Le rapport de l’enquête montre que parmi ces victimes
- 76% étaient victimes d’exploitation sexuelle,
- 15% d’exploitation par le travail,
- 7% contraintes à commettre des délits, (forcer une personne à commettre des crimes et délits en vue d’en récolter les gains, délits de vols, délit relatif aux stupéfiants)
- 2% à la mendicité forcée,
- 1% à d’autres formes d’exploitation.
Les guerres, les flux migratoires et les réseaux sociaux sont trois grands facteurs d’accroissement de la traite des êtres humains et de leur exploitation d’après le SSMI qui précise que ce phénomène « risque en outre de s’aggraver dans les années à venir. »
Nourrie entre autres par la consommation croissante de pornographie et le harcèlement sur les réseaux sociaux, la traite des êtres humains reste un sujet très préoccupant.
En octobre 2023, un « projet de position » du parlement européen concernant la révision de la directive européenne 2011/36/UE sur la lutte contre la traite des êtres humains a été adopté.

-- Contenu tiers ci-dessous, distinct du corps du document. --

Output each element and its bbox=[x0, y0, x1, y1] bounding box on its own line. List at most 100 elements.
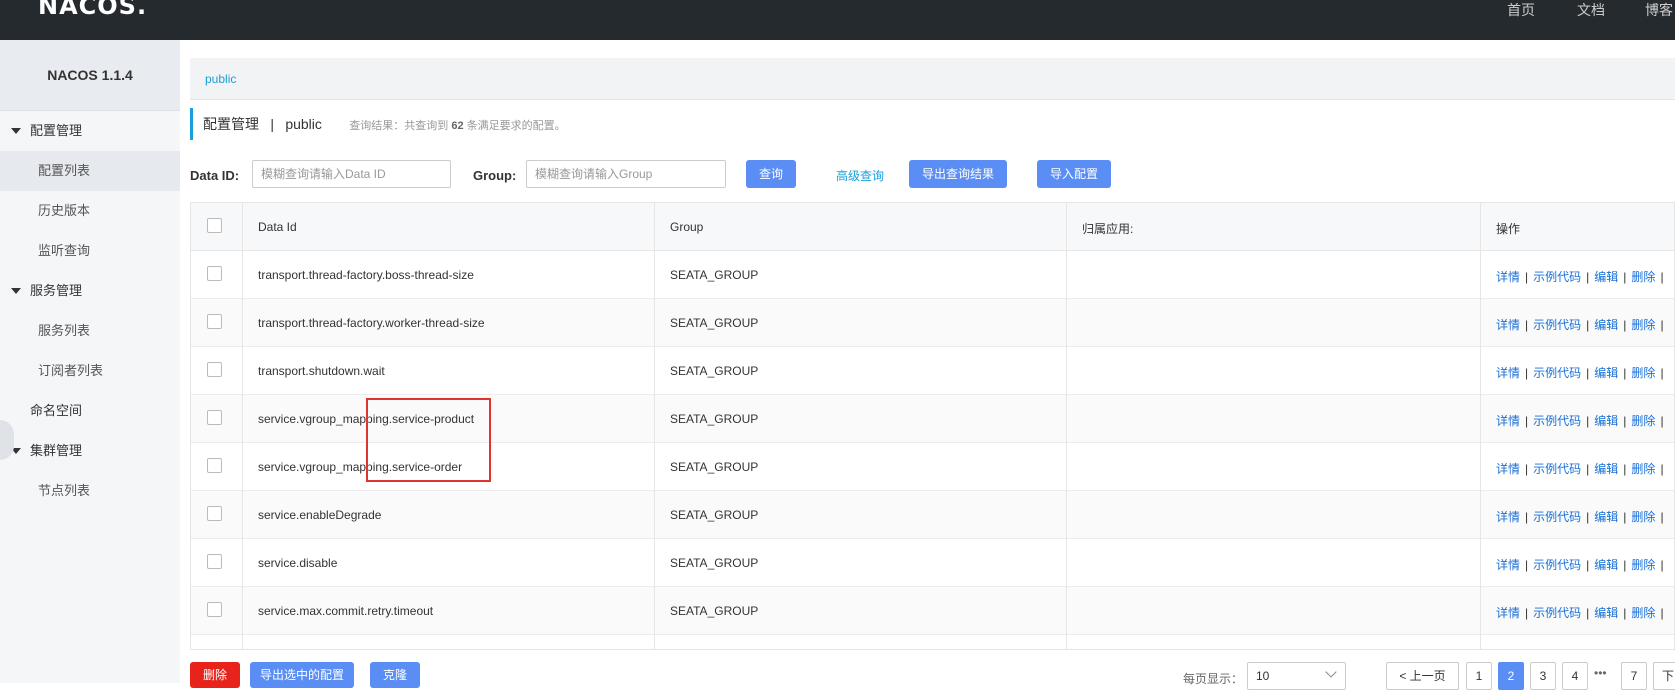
action-divider: | bbox=[1586, 558, 1590, 572]
row-checkbox[interactable] bbox=[207, 362, 222, 377]
sample-code-link[interactable]: 示例代码 bbox=[1533, 510, 1581, 524]
action-divider: | bbox=[1525, 606, 1529, 620]
delete-link[interactable]: 删除 bbox=[1631, 510, 1655, 524]
details-link[interactable]: 详情 bbox=[1496, 558, 1520, 572]
action-divider: | bbox=[1660, 606, 1664, 620]
edit-link[interactable]: 编辑 bbox=[1594, 318, 1618, 332]
action-divider: | bbox=[1586, 462, 1590, 476]
row-checkbox[interactable] bbox=[207, 554, 222, 569]
edit-link[interactable]: 编辑 bbox=[1594, 510, 1618, 524]
nav-home[interactable]: 首页 bbox=[1507, 0, 1535, 20]
row-checkbox[interactable] bbox=[207, 314, 222, 329]
action-divider: | bbox=[1623, 318, 1627, 332]
dataid-label: Data ID: bbox=[190, 168, 240, 183]
select-all-checkbox[interactable] bbox=[207, 218, 222, 233]
edit-link[interactable]: 编辑 bbox=[1594, 270, 1618, 284]
sidebar-group-service[interactable]: 服务管理 bbox=[0, 271, 180, 311]
column-divider bbox=[654, 203, 655, 649]
action-divider: | bbox=[1586, 270, 1590, 284]
cell-dataid: transport.shutdown.wait bbox=[258, 364, 385, 378]
export-selected-button[interactable]: 导出选中的配置 bbox=[250, 662, 354, 688]
sample-code-link[interactable]: 示例代码 bbox=[1533, 606, 1581, 620]
sample-code-link[interactable]: 示例代码 bbox=[1533, 558, 1581, 572]
header-ops: 操作 bbox=[1496, 222, 1521, 236]
delete-link[interactable]: 删除 bbox=[1631, 606, 1655, 620]
row-checkbox[interactable] bbox=[207, 602, 222, 617]
page-2-button[interactable]: 2 bbox=[1498, 662, 1524, 690]
pager-ellipsis: ••• bbox=[1594, 666, 1607, 680]
delete-button[interactable]: 删除 bbox=[190, 662, 240, 688]
page-size-select[interactable]: 10 bbox=[1247, 662, 1346, 690]
nav-blog[interactable]: 博客 bbox=[1645, 0, 1673, 20]
sidebar-item-config-list[interactable]: 配置列表 bbox=[0, 151, 180, 191]
sidebar-item-listener[interactable]: 监听查询 bbox=[0, 231, 180, 271]
action-divider: | bbox=[1660, 414, 1664, 428]
details-link[interactable]: 详情 bbox=[1496, 606, 1520, 620]
sidebar-group-config[interactable]: 配置管理 bbox=[0, 111, 180, 151]
edit-link[interactable]: 编辑 bbox=[1594, 558, 1618, 572]
cell-dataid: service.disable bbox=[258, 556, 338, 570]
details-link[interactable]: 详情 bbox=[1496, 462, 1520, 476]
action-divider: | bbox=[1623, 510, 1627, 524]
details-link[interactable]: 详情 bbox=[1496, 510, 1520, 524]
page-size-value: 10 bbox=[1256, 669, 1270, 683]
details-link[interactable]: 详情 bbox=[1496, 414, 1520, 428]
delete-link[interactable]: 删除 bbox=[1631, 270, 1655, 284]
sample-code-link[interactable]: 示例代码 bbox=[1533, 462, 1581, 476]
delete-link[interactable]: 删除 bbox=[1631, 318, 1655, 332]
page-4-button[interactable]: 4 bbox=[1562, 662, 1588, 690]
row-actions: 详情 | 示例代码 | 编辑 | 删除 | bbox=[1496, 508, 1669, 525]
details-link[interactable]: 详情 bbox=[1496, 318, 1520, 332]
row-actions: 详情 | 示例代码 | 编辑 | 删除 | bbox=[1496, 316, 1669, 333]
header-group: Group bbox=[670, 220, 704, 234]
edit-link[interactable]: 编辑 bbox=[1594, 366, 1618, 380]
row-checkbox[interactable] bbox=[207, 266, 222, 281]
edit-link[interactable]: 编辑 bbox=[1594, 462, 1618, 476]
sample-code-link[interactable]: 示例代码 bbox=[1533, 270, 1581, 284]
row-actions: 详情 | 示例代码 | 编辑 | 删除 | bbox=[1496, 268, 1669, 285]
delete-link[interactable]: 删除 bbox=[1631, 414, 1655, 428]
sidebar-item-namespace[interactable]: 命名空间 bbox=[30, 391, 82, 431]
dataid-input[interactable]: 模糊查询请输入Data ID bbox=[252, 160, 451, 188]
next-page-button[interactable]: 下 bbox=[1653, 662, 1675, 690]
sidebar-item-history[interactable]: 历史版本 bbox=[0, 191, 180, 231]
action-divider: | bbox=[1525, 414, 1529, 428]
sample-code-link[interactable]: 示例代码 bbox=[1533, 366, 1581, 380]
nav-docs[interactable]: 文档 bbox=[1577, 0, 1605, 20]
export-results-button[interactable]: 导出查询结果 bbox=[909, 160, 1007, 188]
group-input[interactable]: 模糊查询请输入Group bbox=[526, 160, 726, 188]
page-7-button[interactable]: 7 bbox=[1621, 662, 1647, 690]
row-checkbox[interactable] bbox=[207, 458, 222, 473]
edit-link[interactable]: 编辑 bbox=[1594, 606, 1618, 620]
clone-button[interactable]: 克隆 bbox=[370, 662, 420, 688]
edit-link[interactable]: 编辑 bbox=[1594, 414, 1618, 428]
page-3-button[interactable]: 3 bbox=[1530, 662, 1556, 690]
advanced-search-link[interactable]: 高级查询 bbox=[836, 167, 884, 184]
row-checkbox[interactable] bbox=[207, 410, 222, 425]
nacos-logo[interactable]: NACOS. bbox=[38, 0, 147, 20]
delete-link[interactable]: 删除 bbox=[1631, 366, 1655, 380]
delete-link[interactable]: 删除 bbox=[1631, 558, 1655, 572]
search-button[interactable]: 查询 bbox=[746, 160, 796, 188]
row-checkbox[interactable] bbox=[207, 506, 222, 521]
sidebar-item-nodes[interactable]: 节点列表 bbox=[0, 471, 180, 511]
sidebar-item-service-list[interactable]: 服务列表 bbox=[0, 311, 180, 351]
sidebar-item-subscribers[interactable]: 订阅者列表 bbox=[0, 351, 180, 391]
namespace-link[interactable]: public bbox=[205, 72, 236, 86]
sample-code-link[interactable]: 示例代码 bbox=[1533, 318, 1581, 332]
action-divider: | bbox=[1525, 318, 1529, 332]
page-namespace: public bbox=[285, 116, 322, 132]
delete-link[interactable]: 删除 bbox=[1631, 462, 1655, 476]
table-row: transport.thread-factory.worker-thread-s… bbox=[191, 299, 1674, 347]
action-divider: | bbox=[1525, 558, 1529, 572]
sidebar-group-cluster[interactable]: 集群管理 bbox=[0, 431, 180, 471]
details-link[interactable]: 详情 bbox=[1496, 270, 1520, 284]
page-1-button[interactable]: 1 bbox=[1466, 662, 1492, 690]
cell-group: SEATA_GROUP bbox=[670, 508, 759, 522]
table-row: transport.shutdown.wait SEATA_GROUP 详情 | 示例代… bbox=[191, 347, 1674, 395]
import-config-button[interactable]: 导入配置 bbox=[1037, 160, 1111, 188]
prev-page-button[interactable]: < 上一页 bbox=[1386, 662, 1459, 690]
sample-code-link[interactable]: 示例代码 bbox=[1533, 414, 1581, 428]
details-link[interactable]: 详情 bbox=[1496, 366, 1520, 380]
action-divider: | bbox=[1660, 558, 1664, 572]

Les eurodéputés souhaitent donner plus de moyens aux services répressifs de l’Union européenne pour agir contre la traite d’êtres humains et assurer un meilleur soutien aux victimes. Ils ont ajouté trois pratiques à prendre en compte au titre de la traite la gestation pour autrui à des fins d’exploitation reproductive, l’adoption illégale et le mariage forcé. La transcription de ces mesures dans la directive révisée est aujourd’hui dans les mains du Conseil de l’Union européenne.